Apache Drill
- Apache Drill is an open source tool.
- Using this tool we can query a variety of NoSQL databases and file systems, including HBase, MongoDB, MapR-DB, HDFS, MapR-FS, Amazon S3, Azure Blob Storage, Google Cloud Storage, Swift, NAS and local files.
- Apache drill also supports querying a folder which contains files with same format
Installation
- Click on the following link. It will walk you through the installation and starting process of Drill. Extract the downloaded file and run a command in command line.
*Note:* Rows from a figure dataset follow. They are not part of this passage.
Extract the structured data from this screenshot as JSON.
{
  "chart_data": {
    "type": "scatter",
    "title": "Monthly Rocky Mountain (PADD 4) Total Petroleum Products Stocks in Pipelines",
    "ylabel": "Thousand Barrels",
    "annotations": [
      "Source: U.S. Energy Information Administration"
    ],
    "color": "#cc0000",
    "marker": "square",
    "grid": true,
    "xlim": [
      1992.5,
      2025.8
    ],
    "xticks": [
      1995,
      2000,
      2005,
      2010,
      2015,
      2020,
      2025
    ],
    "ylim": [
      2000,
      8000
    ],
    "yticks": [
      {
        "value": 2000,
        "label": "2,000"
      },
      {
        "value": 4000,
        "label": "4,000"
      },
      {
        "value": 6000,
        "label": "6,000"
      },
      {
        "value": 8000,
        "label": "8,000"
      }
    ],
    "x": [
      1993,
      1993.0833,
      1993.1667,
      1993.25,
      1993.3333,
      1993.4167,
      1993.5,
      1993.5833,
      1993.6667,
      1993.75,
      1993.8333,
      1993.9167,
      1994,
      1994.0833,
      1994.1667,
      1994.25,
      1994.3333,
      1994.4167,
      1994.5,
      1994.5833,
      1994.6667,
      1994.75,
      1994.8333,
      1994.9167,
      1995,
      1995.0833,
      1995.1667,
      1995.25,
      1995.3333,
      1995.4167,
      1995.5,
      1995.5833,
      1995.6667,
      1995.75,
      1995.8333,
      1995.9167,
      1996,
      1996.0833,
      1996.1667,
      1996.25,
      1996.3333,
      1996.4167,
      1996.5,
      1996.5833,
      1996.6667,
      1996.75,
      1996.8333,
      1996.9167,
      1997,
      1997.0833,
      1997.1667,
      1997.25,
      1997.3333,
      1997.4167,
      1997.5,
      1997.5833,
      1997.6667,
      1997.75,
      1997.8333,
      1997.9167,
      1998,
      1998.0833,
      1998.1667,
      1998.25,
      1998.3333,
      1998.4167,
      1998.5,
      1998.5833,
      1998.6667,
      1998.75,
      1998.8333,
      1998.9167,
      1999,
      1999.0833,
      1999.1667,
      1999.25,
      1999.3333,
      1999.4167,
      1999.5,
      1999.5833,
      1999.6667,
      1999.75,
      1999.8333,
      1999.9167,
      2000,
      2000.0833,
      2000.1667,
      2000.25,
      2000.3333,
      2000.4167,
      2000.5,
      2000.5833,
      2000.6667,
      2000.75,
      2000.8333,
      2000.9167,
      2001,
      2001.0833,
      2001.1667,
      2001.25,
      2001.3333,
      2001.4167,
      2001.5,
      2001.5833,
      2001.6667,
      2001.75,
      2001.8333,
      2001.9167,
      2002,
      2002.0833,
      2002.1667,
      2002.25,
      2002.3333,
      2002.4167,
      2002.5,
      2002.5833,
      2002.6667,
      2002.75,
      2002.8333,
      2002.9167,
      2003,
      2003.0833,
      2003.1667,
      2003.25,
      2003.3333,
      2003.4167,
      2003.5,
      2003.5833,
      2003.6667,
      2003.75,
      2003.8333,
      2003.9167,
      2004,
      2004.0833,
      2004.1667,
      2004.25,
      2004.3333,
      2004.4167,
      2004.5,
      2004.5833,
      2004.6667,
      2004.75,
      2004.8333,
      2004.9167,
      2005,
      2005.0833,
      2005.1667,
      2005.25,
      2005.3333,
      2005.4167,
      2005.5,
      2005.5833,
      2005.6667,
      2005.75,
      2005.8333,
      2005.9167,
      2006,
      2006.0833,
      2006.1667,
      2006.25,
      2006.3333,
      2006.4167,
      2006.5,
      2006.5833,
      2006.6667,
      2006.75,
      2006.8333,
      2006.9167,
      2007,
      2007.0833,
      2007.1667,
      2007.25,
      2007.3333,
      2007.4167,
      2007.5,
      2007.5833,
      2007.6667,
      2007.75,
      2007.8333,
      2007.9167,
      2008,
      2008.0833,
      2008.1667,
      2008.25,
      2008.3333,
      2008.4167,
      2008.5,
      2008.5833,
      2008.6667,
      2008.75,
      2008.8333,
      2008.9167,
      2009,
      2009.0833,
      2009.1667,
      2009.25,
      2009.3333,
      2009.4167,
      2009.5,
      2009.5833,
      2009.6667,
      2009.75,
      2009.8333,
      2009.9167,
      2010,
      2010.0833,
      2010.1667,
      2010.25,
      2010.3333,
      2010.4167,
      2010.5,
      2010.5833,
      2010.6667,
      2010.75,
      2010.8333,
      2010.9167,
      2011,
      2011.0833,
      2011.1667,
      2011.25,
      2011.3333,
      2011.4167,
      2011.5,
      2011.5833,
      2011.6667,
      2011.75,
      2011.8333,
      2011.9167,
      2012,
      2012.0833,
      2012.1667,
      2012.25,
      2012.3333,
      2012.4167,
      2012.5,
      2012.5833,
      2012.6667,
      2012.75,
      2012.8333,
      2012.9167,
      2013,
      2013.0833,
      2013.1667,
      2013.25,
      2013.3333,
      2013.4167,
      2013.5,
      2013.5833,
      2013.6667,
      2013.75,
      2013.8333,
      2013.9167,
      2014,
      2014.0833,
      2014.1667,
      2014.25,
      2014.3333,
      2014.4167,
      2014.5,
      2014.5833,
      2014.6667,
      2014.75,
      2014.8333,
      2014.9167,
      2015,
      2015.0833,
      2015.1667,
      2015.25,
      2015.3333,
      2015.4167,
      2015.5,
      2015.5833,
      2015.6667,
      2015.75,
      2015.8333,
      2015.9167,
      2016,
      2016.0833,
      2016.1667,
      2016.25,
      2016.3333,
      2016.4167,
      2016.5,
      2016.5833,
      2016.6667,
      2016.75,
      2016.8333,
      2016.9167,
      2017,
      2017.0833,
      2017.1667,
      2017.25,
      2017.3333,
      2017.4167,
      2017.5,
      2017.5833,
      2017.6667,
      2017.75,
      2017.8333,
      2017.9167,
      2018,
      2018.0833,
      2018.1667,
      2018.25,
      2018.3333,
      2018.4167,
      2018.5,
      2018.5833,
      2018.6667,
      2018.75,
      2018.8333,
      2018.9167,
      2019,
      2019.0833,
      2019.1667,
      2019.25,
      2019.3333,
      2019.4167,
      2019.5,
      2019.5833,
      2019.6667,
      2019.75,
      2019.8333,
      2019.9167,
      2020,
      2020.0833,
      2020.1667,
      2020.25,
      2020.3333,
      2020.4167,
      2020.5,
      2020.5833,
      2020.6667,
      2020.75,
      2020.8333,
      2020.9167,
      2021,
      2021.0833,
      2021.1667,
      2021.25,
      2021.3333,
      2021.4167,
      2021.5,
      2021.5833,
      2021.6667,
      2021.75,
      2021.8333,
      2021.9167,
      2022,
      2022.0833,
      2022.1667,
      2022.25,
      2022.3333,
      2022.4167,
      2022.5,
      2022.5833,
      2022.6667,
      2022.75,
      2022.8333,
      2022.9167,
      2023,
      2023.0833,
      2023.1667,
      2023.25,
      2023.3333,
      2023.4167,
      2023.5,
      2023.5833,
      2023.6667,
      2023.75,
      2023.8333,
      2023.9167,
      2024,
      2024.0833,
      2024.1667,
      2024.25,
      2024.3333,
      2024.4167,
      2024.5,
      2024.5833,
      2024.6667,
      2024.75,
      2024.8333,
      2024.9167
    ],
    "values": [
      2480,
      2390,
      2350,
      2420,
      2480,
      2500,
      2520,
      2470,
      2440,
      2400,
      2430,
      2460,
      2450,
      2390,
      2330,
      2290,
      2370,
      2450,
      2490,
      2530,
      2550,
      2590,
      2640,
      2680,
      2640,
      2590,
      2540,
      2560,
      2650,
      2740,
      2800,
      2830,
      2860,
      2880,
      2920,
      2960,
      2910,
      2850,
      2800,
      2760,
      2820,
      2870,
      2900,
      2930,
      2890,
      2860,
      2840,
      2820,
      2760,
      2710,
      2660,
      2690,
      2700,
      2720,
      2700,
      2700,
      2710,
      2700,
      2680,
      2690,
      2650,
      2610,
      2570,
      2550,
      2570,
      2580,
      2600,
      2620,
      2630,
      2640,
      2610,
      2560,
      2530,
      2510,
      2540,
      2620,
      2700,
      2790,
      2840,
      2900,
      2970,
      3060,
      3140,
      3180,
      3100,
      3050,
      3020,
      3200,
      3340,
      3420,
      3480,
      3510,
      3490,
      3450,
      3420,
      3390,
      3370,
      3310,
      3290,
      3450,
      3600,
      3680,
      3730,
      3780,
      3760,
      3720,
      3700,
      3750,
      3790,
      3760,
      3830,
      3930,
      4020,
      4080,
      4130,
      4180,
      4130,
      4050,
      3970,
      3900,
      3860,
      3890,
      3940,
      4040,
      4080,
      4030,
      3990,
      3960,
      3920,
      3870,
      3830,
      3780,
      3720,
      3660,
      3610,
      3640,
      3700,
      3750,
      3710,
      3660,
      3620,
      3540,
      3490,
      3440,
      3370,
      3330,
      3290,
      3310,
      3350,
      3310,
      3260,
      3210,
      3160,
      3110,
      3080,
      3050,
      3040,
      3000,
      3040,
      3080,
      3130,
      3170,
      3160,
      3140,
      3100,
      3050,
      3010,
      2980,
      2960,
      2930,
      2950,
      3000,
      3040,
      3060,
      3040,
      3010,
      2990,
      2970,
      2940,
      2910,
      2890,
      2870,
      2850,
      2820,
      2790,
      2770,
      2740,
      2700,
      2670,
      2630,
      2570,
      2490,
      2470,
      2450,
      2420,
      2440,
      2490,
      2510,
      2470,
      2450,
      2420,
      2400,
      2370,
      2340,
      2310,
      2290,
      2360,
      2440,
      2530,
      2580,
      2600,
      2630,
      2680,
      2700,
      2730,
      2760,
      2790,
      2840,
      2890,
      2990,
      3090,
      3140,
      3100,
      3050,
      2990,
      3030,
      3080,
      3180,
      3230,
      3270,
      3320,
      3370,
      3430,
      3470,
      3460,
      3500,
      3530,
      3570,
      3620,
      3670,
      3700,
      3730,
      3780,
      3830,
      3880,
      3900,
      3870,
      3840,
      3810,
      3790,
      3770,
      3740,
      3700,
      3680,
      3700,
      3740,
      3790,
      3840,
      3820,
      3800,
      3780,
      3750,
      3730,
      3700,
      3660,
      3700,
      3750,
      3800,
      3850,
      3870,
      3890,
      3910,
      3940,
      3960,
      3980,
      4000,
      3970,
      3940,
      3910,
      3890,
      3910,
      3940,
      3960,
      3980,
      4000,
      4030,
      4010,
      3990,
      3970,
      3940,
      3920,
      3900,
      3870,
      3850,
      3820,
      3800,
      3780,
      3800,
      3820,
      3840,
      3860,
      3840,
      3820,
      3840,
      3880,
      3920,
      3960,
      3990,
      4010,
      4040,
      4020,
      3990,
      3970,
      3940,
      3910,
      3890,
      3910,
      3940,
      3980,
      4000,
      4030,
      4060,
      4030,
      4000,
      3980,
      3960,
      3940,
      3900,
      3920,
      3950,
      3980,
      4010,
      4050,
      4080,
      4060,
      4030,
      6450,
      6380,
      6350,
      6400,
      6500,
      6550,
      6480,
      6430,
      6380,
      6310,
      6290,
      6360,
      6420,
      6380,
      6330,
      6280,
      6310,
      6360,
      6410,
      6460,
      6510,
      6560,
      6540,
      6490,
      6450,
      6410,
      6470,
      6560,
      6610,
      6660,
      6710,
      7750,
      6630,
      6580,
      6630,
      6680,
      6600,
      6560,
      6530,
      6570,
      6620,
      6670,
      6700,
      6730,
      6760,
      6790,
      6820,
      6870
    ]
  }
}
Installing apache ODBC driver for windows
- Click on the following link to install apache ODBC driver for windows. This tool will be useful to generate queries for the files.
Generating queries using Apache Drill ODBC :
- Open Windows Run.(using Windows + R button in key board).
- Type odbcad32.
- Click on OK.
- In the System DSN tab, select MapR ODBC Driver for Drill DSN and click on OK.
- Default port for drill is 31010 and give host name (localhost for local machine)
- Click on Drill Explorer.
- Suppose there are two files with same format File1.csv and File2.csv in the test folder.
- In the dfs.root , those files are displayed as shown below. And by selecting any file, data can be previewed.
- And in the sql tab, sql query is shown as below
- Modify the last line in the above query - remove "/File2.csv" from 'Flatfiles/test/File2.csv'. Limit is also not required. This query can be used in the ETL Validator.
Apache Drill Connection creation in the ETL Validator
- Select 'Apache Drill' in the 'Big Data' group from the 'Add Data Source' menu
- Enter the connection related details and select the " dfs.root" as schema.
- Click on 'Test' to test the connection details; save the connection.